Voltage-gated calcium (Ca-V) channels are ubiquitously expressed in various cell types throughout the body. In principle, the molecular identity, biophysical profile, and pharmacological property of CaV channels are independent of the cell type where they reside, whereas these channels execute unique functions in different cell types, such as muscle contraction, neurotransmitter release, and hormone secretion. At least six Ca-V alpha(1) subunits, including Ca(V)1.2, Ca(V)1.3, Ca(V)2.1, Ca(V)2.2, Ca(V)2.3, and Ca(V)3.1, have been identified in pancreatic beta-cells. These pore-forming subunits complex with certain auxiliary subunits to conduct L-, P/Q-, N-, R-, and T-type CaV currents, respectively. beta-Cell CaV channels take center stage in insulin secretion and play an important role in beta-cell physiology and pathophysiology. Ca(V)3 channels become expressed in diabetes-prone mouse beta-cells.

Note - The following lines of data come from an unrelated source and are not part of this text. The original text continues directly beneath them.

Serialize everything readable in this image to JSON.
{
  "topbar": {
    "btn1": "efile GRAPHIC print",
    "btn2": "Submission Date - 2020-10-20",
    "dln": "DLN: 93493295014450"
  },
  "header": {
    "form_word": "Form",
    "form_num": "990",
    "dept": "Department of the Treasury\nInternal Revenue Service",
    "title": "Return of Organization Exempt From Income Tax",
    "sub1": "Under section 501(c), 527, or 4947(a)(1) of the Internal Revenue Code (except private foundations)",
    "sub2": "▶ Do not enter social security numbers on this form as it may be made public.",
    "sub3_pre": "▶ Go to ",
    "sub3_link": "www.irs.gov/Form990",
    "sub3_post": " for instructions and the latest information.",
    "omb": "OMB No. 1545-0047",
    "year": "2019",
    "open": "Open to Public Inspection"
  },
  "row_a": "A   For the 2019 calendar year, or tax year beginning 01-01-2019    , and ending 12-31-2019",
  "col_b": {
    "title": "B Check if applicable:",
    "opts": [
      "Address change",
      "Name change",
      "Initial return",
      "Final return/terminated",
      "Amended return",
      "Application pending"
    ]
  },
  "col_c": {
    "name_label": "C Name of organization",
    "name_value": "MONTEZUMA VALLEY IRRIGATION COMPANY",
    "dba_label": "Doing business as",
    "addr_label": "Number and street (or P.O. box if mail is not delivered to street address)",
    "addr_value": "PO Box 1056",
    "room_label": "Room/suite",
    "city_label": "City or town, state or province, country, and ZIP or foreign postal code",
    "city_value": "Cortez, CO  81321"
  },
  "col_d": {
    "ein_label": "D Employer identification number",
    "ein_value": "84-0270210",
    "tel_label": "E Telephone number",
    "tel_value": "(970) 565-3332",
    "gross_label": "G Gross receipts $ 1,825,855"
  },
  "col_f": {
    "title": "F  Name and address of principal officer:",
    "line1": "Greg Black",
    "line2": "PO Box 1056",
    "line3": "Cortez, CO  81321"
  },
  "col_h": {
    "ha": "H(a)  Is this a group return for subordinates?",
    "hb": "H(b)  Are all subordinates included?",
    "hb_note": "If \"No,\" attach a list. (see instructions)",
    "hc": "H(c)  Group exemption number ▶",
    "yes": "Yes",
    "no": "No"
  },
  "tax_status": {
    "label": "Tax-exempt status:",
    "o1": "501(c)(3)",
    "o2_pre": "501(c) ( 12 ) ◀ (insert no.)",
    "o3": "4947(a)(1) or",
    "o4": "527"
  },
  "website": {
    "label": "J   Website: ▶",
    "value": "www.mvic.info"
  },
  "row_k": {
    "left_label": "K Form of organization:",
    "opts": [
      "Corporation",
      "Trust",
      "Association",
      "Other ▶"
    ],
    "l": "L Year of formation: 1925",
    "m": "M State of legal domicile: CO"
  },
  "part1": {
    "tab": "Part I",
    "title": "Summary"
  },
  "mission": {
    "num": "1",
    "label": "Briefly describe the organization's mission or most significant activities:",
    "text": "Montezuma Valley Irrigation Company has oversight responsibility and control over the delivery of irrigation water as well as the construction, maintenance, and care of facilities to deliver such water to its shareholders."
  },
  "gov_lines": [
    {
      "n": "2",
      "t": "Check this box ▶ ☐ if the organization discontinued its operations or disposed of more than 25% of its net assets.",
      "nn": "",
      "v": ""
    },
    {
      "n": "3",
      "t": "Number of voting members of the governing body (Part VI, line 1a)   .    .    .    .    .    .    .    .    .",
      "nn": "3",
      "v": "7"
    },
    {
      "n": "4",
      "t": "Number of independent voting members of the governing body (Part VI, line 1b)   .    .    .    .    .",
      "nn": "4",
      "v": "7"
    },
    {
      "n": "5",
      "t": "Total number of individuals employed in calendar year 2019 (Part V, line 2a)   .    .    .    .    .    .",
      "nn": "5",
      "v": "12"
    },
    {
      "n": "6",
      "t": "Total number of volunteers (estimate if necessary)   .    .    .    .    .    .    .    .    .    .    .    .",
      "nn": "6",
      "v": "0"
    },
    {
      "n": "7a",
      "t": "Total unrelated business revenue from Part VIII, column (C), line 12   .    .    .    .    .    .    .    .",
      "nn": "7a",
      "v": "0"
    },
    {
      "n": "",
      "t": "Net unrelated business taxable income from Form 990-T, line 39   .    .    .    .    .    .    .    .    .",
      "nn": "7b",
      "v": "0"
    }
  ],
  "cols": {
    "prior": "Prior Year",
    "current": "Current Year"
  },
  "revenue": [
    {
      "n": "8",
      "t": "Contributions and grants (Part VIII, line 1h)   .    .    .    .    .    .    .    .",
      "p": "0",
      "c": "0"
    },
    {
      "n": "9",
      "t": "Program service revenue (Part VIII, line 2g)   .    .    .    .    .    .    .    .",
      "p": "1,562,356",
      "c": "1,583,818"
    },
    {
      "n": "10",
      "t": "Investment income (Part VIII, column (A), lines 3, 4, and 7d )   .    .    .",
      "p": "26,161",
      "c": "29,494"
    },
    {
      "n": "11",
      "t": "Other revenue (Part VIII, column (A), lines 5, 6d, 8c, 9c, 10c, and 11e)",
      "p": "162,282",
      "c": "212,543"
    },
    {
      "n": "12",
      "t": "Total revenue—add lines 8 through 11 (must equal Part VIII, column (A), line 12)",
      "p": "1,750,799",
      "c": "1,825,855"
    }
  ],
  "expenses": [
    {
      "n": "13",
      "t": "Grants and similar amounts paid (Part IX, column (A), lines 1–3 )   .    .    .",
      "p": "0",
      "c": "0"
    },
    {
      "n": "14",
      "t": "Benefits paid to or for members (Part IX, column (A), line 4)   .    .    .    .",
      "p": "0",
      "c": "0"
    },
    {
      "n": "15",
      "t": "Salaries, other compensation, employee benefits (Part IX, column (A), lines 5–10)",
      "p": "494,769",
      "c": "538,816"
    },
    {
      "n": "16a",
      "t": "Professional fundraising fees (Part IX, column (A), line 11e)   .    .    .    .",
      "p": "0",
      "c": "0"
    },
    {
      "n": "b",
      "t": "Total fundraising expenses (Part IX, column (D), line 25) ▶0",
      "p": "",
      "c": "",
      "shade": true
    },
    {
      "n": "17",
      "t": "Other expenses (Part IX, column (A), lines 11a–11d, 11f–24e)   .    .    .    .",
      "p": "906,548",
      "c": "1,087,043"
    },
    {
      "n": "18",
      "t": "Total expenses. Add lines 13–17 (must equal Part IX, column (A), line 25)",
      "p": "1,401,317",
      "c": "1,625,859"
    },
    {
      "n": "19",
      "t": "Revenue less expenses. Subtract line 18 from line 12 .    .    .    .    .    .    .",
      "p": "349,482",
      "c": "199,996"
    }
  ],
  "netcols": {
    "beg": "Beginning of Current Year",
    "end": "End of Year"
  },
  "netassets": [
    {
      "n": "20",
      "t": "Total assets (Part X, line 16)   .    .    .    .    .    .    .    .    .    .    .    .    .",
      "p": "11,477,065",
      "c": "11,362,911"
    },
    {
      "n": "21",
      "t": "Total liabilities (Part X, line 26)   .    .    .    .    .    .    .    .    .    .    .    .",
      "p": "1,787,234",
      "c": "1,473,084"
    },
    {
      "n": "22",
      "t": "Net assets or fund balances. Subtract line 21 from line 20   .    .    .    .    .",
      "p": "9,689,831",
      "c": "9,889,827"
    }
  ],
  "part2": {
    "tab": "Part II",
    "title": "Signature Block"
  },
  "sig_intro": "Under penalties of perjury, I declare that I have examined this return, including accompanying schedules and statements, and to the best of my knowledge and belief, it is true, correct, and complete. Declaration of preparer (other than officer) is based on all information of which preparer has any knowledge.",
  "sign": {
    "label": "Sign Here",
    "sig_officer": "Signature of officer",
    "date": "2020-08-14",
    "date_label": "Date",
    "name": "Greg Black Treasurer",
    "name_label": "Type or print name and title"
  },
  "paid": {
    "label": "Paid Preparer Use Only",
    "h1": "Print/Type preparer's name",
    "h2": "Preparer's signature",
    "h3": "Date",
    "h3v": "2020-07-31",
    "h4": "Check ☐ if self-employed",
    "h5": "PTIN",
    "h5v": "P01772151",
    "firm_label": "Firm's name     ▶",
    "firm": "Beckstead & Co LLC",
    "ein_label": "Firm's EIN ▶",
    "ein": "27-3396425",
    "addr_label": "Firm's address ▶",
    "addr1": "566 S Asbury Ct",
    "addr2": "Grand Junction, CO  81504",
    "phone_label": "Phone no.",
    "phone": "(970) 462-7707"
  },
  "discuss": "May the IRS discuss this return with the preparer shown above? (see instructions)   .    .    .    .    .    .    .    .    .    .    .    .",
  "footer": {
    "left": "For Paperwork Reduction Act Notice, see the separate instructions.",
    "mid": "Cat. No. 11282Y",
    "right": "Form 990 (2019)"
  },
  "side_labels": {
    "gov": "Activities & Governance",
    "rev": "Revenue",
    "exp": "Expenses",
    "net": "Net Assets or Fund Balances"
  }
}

Point mutation in the human Ca(V)1.2 gene results in excessive insulin secretion. Trinucleotide expansion in the human Ca(V)1.3 and Ca(V)2.1 gene is revealed in a subgroup of patients with type 2 diabetes. beta-Cell Ca-V channels are regulated by a wide range of mechanisms, either shared by other cell types or specific to beta-cells, to always guarantee a satisfactory concentration of Ca2+. Inappropriate regulation of beta-cell Ca-V channels causes beta-cell dysfunction and even death manifested in both type 1 and type 2 diabetes. This review summarizes current knowledge of Ca-V channels in beta-cell physiology and pathophysiology.